I chose Paragon to help with health & longevity.
But now that AEON is out, it has anti-aging scripting among other things.

Should I change the plan and use KB > Alchemist > AEON?
Using 3 multistagers + one of the most dense artisanal titles sounds like a bad idea though.
I’ll consider this one after I’m done with DRR. It will probably be a few years down the line.
AEON is supposed to mix well with HLB though, so i’ll not worry about combining both later.

Well, for now, that’s the plan for the far future.

1 Like

It’s not about mastering everything.
It’s about mastering the essence of everything.

Presumptuous much, but i think there’s something to this.
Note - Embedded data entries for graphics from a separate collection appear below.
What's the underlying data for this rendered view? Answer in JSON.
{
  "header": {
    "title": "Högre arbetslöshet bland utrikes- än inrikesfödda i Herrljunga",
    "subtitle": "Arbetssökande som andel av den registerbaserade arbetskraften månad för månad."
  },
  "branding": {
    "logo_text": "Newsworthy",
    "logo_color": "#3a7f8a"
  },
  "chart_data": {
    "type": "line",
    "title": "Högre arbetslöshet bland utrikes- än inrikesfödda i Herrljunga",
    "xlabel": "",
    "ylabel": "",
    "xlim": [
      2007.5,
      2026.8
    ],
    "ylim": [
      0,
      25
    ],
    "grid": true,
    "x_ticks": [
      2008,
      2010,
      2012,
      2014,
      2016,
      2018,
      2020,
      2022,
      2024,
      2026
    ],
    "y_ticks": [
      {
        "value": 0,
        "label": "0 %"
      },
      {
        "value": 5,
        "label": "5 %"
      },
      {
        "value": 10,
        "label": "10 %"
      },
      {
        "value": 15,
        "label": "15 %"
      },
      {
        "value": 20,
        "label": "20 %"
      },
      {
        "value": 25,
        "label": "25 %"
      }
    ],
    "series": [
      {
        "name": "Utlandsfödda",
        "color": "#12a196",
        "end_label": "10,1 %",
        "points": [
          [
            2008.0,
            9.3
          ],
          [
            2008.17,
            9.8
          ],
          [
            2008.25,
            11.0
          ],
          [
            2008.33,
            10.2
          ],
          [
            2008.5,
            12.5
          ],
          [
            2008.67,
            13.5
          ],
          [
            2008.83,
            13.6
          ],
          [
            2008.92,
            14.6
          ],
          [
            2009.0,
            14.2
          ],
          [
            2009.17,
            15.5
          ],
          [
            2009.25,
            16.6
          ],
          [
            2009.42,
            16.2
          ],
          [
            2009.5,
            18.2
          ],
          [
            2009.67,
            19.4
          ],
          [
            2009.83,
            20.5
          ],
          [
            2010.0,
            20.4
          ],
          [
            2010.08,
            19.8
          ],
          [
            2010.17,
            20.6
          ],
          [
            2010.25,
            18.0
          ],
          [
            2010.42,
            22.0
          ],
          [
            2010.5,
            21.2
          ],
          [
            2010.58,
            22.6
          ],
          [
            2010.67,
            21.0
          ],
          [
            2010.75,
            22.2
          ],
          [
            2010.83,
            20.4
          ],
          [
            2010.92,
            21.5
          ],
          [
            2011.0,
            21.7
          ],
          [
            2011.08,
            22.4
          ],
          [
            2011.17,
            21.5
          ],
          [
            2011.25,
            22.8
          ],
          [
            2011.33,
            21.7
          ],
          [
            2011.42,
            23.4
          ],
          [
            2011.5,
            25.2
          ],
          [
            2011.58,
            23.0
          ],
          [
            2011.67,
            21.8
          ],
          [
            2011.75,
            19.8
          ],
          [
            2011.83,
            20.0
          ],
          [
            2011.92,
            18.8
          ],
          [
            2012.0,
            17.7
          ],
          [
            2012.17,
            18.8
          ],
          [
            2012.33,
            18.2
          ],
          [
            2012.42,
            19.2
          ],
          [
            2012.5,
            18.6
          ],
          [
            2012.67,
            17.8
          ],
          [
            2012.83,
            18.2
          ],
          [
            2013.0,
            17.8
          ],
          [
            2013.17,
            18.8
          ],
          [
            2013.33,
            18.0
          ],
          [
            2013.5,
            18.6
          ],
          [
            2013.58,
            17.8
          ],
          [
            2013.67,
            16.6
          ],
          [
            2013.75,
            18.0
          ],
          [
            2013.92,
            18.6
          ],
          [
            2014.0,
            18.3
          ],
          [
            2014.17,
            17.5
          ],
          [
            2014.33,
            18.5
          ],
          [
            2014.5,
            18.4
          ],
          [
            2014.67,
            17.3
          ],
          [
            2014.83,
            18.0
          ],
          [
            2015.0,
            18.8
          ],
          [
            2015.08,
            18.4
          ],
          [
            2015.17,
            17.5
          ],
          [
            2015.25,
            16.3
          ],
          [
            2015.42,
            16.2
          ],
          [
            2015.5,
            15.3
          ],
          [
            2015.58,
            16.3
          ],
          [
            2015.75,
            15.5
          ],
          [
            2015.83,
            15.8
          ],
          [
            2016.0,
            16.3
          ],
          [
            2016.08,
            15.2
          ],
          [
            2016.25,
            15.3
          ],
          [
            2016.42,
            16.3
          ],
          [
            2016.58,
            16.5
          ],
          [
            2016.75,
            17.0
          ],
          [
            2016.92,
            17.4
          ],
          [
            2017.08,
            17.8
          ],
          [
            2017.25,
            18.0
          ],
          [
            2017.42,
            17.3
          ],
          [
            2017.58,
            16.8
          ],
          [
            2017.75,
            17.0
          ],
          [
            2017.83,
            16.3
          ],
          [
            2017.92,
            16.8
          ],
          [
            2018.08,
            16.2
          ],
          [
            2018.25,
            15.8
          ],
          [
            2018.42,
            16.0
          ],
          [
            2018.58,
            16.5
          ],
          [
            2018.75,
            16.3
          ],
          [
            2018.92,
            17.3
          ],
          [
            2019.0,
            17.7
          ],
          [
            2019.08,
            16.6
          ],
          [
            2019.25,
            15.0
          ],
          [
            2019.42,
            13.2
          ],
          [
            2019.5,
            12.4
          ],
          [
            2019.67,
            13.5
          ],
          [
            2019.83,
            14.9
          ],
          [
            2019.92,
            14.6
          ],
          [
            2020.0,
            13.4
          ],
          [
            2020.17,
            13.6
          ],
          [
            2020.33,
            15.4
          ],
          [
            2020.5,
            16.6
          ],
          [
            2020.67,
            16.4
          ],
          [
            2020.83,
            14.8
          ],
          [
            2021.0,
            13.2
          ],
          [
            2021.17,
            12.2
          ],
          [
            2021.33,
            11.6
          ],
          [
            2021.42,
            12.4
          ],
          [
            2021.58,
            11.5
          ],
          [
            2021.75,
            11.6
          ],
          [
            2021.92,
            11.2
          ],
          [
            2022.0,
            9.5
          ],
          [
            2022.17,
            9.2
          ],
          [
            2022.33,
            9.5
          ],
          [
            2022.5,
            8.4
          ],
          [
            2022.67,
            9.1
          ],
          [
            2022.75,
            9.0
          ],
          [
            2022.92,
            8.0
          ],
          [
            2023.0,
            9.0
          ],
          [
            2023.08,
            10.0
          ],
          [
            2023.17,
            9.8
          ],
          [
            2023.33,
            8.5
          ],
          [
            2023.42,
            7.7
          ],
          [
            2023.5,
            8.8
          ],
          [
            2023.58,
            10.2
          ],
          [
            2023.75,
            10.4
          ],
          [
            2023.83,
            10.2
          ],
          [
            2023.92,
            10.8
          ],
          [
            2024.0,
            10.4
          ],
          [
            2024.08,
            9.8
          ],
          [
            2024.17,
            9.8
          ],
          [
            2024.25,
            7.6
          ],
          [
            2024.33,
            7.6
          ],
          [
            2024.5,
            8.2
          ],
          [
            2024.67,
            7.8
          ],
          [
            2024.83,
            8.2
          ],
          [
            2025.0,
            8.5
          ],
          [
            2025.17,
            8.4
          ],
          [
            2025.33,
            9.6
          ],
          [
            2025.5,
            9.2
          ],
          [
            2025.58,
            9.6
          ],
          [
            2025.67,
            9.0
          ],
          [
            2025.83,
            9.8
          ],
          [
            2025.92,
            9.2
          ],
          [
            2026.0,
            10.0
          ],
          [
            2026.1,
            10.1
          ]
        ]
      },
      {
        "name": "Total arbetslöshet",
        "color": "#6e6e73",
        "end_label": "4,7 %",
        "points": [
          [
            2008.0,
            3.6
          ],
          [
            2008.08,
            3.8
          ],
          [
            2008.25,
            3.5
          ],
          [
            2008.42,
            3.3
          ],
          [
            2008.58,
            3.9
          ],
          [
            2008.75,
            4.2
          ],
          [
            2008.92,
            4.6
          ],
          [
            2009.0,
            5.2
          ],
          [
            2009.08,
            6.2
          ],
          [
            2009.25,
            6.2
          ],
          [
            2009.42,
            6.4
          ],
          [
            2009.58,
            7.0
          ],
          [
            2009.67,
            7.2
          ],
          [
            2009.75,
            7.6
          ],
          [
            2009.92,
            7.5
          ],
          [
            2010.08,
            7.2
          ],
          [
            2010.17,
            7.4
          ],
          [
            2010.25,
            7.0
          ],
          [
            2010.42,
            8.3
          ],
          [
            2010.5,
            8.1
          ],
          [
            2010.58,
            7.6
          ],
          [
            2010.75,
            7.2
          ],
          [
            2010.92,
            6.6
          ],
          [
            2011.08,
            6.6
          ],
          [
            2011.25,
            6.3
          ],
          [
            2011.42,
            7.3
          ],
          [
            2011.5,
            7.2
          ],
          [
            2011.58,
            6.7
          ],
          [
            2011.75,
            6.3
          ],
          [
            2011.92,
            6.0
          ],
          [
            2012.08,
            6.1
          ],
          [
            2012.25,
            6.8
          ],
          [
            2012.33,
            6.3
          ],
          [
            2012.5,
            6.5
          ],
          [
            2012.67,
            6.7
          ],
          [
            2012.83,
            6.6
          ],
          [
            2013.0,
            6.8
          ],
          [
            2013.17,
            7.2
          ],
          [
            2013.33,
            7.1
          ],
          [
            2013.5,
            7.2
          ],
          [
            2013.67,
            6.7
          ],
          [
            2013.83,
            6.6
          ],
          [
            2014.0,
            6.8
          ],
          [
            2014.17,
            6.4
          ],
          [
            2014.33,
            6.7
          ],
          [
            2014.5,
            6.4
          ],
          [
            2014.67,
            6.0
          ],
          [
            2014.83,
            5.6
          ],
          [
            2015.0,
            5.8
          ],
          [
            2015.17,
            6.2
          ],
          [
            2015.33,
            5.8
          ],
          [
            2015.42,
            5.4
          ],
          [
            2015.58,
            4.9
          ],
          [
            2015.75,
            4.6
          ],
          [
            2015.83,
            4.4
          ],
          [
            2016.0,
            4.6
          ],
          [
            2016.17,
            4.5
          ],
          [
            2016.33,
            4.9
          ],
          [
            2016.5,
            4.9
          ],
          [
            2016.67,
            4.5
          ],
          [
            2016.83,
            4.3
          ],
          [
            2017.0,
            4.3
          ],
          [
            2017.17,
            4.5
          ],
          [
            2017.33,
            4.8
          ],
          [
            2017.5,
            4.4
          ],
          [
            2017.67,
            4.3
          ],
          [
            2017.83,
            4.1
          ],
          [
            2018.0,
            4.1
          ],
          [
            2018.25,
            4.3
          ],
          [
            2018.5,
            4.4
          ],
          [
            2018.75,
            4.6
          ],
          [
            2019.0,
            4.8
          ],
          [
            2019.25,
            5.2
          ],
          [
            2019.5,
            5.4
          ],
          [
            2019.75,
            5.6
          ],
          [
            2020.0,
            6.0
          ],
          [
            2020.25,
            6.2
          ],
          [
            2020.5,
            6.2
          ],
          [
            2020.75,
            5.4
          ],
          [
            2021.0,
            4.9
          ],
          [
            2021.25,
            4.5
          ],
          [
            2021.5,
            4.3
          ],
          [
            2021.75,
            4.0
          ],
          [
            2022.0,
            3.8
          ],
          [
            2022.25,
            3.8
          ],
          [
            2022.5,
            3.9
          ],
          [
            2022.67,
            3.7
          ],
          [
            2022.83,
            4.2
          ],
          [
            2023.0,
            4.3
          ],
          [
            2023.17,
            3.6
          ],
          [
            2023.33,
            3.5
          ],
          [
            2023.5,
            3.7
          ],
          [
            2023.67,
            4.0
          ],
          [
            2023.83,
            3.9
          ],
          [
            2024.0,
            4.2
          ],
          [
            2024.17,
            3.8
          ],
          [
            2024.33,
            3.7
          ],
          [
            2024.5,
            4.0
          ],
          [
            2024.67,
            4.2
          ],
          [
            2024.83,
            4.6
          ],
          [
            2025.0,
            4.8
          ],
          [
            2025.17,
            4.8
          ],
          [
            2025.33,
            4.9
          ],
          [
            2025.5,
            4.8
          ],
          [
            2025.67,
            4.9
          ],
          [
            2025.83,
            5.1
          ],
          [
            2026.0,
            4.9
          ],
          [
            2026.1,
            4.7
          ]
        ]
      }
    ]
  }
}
Actually, I’ve been pretty scared to branch out.
I lack time to go deep even into those i’m currently focusing on.

But what if i cut out the extraneous stuff, focus on the important parts, and find ways to grow them in a way that will allow me to pursue other things.

In other words, it’s a gamble on ROI.
More than what i was willing to do/was aware of its possibility.

This seems pretty basic, but the simple & basic stuff are always the hardest to get right.

1 Like

I don’t have the appetite to listen to subs.

Not that I don’t want to, but I feel like more is not necessary.
Everything works just as usual anyway, I got great outcomes in fact.

Strange, this is the only time I’ve ever gotten the intuition to add a rest days in between listening days.
Well, it’s working out well so far. It’s just as strong as usual, so there’s no need to revert to once every other day yet.

Listening to this little to the sub while still reaping the full benefits, it just shows how strong SC’s subs are. Well, I did listen to HeO for more than a year, so that’s to be expected, i guess.